Ja, so stark war die Bundeswehr, und ihr gegenüber stand die Nationale Volksarmee der DDR, wozu dann auch noch auf der einen Seite die US-Besatzungstruppen, Briten und Franzosen und auf der anderen Seite die sowjetischen Soldaten kamen. Damals hatte Deutschland die höchste Militärdichte weltweit, mit einer prädestinierten Frontlinie mitten durchs Land; war das ein glücklicher Zustand?

Eine halbe Million Soldaten und eigene Atomwaffen, das könnte bei den oben erwähnten Polen auf begrenztes Verständnis treffen. Insbesondere, wenn derjenige, der sich das wünscht, zwar ebenfalls gerne gegen Russland zöge, aber, wie die Bemerkung zum "Viertel des Staatsgebiets" zu erkennen gibt, womöglich auf dem Weg auch das Fass mit Schlesien und Danzig wieder aufmachen möchte.

Der entscheidende Preis, der für eine atomare Bewaffnung zu entrichten wäre, wird von Müller natürlich nicht benannt – sich damit bei anderen, ebenso bewaffneten Staaten auf der Liste potenzieller Ziele nach oben zu schieben. Nachdem die historische Bilanz der Deutschen nicht wirklich von Friedfertigkeit geprägt ist, womöglich nicht wirklich ein kluger Schritt. Und da ist eben auch dieser Zwei-plus-Vier-Vertrag, der die Zahl der deutschen Soldaten beschränkt und ABC-Waffen ausschließt. Also überlegt sich Müller, wie man diesen Vertrag loswerden könne.
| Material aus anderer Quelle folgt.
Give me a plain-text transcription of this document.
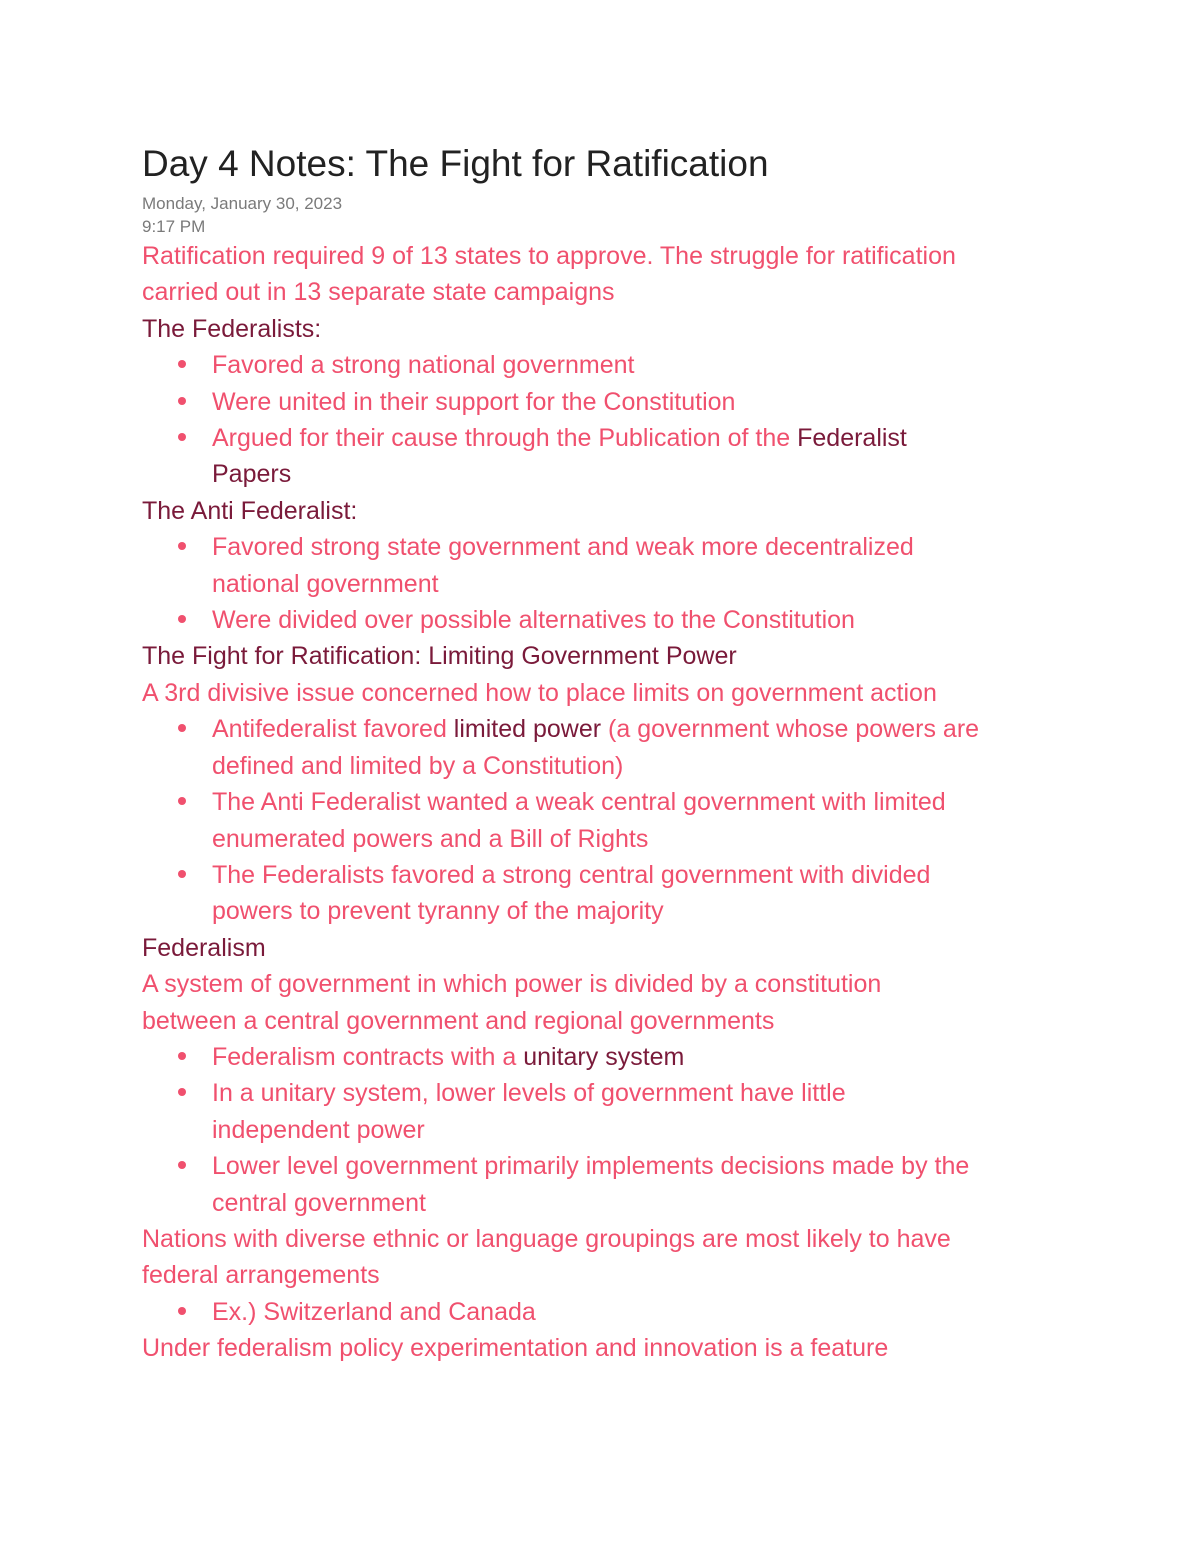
Day 4 Notes: The Fight for Ratification
Monday, January 30, 2023
9:17 PM
Ratification required 9 of 13 states to approve. The struggle for ratification
carried out in 13 separate state campaigns
The Federalists:
Favored a strong national government
Were united in their support for the Constitution
Argued for their cause through the Publication of the Federalist
Papers
The Anti Federalist:
Favored strong state government and weak more decentralized
national government
Were divided over possible alternatives to the Constitution
The Fight for Ratification: Limiting Government Power
A 3rd divisive issue concerned how to place limits on government action
Antifederalist favored limited power (a government whose powers are
defined and limited by a Constitution)
The Anti Federalist wanted a weak central government with limited
enumerated powers and a Bill of Rights
The Federalists favored a strong central government with divided
powers to prevent tyranny of the majority
Federalism
A system of government in which power is divided by a constitution
between a central government and regional governments
Federalism contracts with a unitary system
In a unitary system, lower levels of government have little
independent power
Lower level government primarily implements decisions made by the
central government
Nations with diverse ethnic or language groupings are most likely to have
federal arrangements
Ex.) Switzerland and Canada
Under federalism policy experimentation and innovation is a feature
"Es gäbe gute Gründe, hier von einem Wegfall der Grundlage für den Zwei-plus-vier-Vertrag zu sprechen, einer wesentlichen Änderung der Umstände, solange Deutschland sich durch die Beschränkungen des Vertrages nicht mehr wirksam verteidigen könnte."

Auffällig, dass er nicht explizit, sondern nur implizit fordert, Deutschland solle selbst diesen Vertrag für ungültig erklären. Und dann nachschiebt, womöglich könnten die "westlichen Vertragsparteien (…) Deutschland aus den Bindungen" entlassen. Es könnten auf westlicher Seite einfach alle so tun, als sei da nichts gewesen.
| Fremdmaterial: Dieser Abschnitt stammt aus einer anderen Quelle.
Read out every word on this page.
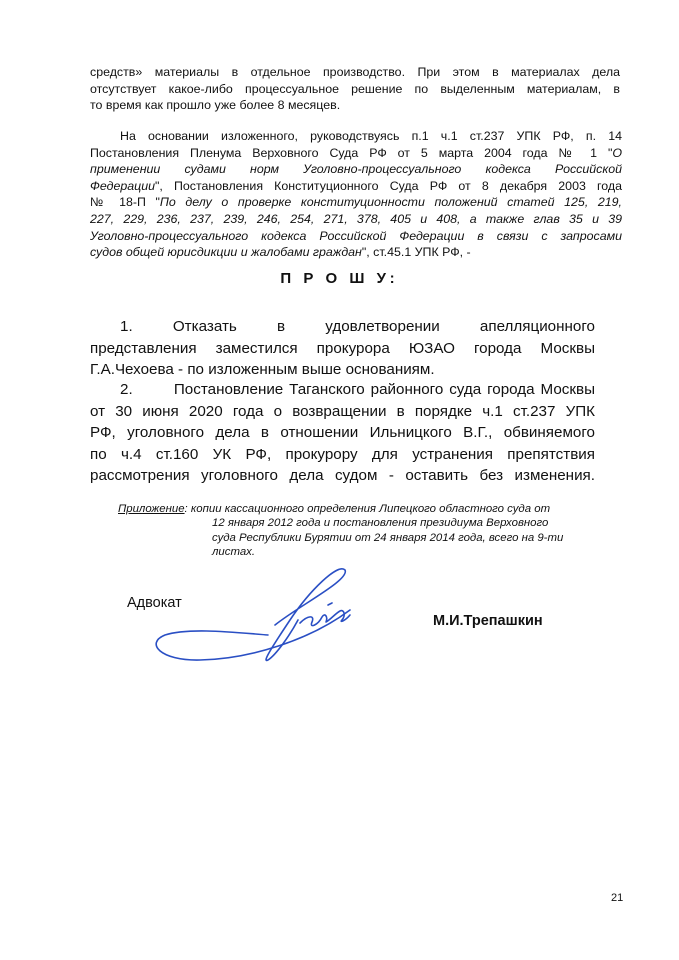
средств» материалы в отдельное производство. При этом в материалах дела
отсутствует какое-либо процессуальное решение по выделенным материалам, в
то время как прошло уже более 8 месяцев.
На основании изложенного, руководствуясь п.1 ч.1 ст.237 УПК РФ, п. 14
Постановления Пленума Верховного Суда РФ от 5 марта 2004 года № 1 "О
применении судами норм Уголовно-процессуального кодекса Российской
Федерации", Постановления Конституционного Суда РФ от 8 декабря 2003 года
№ 18-П "По делу о проверке конституционности положений статей 125, 219,
227, 229, 236, 237, 239, 246, 254, 271, 378, 405 и 408, а также глав 35 и 39
Уголовно-процессуального кодекса Российской Федерации в связи с запросами
судов общей юрисдикции и жалобами граждан", ст.45.1 УПК РФ, -
П Р О Ш У:
1.       Отказать       в       удовлетворении       апелляционного
представления заместился прокурора ЮЗАО города Москвы
Г.А.Чехоева - по изложенным выше основаниям.
2.       Постановление Таганского районного суда города Москвы
от 30 июня 2020 года о возвращении в порядке ч.1 ст.237 УПК
РФ, уголовного дела в отношении Ильницкого В.Г., обвиняемого
по ч.4 ст.160 УК РФ, прокурору для устранения препятствия
рассмотрения уголовного дела судом - оставить без изменения.
Приложение: копии кассационного определения Липецкого областного суда от
12 января 2012 года и постановления президиума Верховного
суда Республики Бурятии от 24 января 2014 года, всего на 9-ти
листах.
Адвокат
М.И.Трепашкин
21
Dass er dann anmerkt, es dürfe nicht der Eindruck entstehen, dass Verträge nichts mehr gälten, irritiert nur im ersten Moment – bis man begreift, dass hier selbstverständlich nur die Geltung von Verträgen mit westlichen Partnern gemeint ist; die Liste der gebrochenen Abkommen in russische Richtung ist beträchtlich, siehe Minsker Abkommen.

 "Eine Bindung freilich, die dem Land schadet oder nur einem Gegner und bisherigen Vertragspartner dient, könnte keinen Bestand haben."

Das ist schon geschickt formuliert, immerhin gelingt es ihm, mit diesem Satz nicht nur Russland, sondern auch die Vereinigten Staaten zu meinen. Schließlich ist der Ausgangspunkt der Überlegungen, dass "der amerikanische Schutzschirm fehlt."

Was das Bild, das die erweiterte Bundesrepublik Anfang der 1990er von sich zu vermitteln suchte, endgültig zu den Akten legt. Kein befriedetes Deutschland mehr, in alle Richtungen eingebunden durch internationale Verträge und umringt von Freunden; nein, in Summe ergibt sich eine Rückkehr zum ganz alten Bild der Möchtegern-Großmacht mit der Bereitschaft zum militärischen Abenteuer.

Erschütternd an dem Text ist nicht nur, dass inzwischen in einer nicht ganz unbedeutenden deutschen Tageszeitung ein festangestellter Redakteur das Rädchen des Rüstungswahns noch eine Umdrehung weiterdreht. Der Mann hat auch noch einst über eben den Zwei-plus-Vier-Vertrag promoviert, bietet sich also selbst als Fachmann an und spekuliert entspannt über einen Ausstieg plus Atomraketen.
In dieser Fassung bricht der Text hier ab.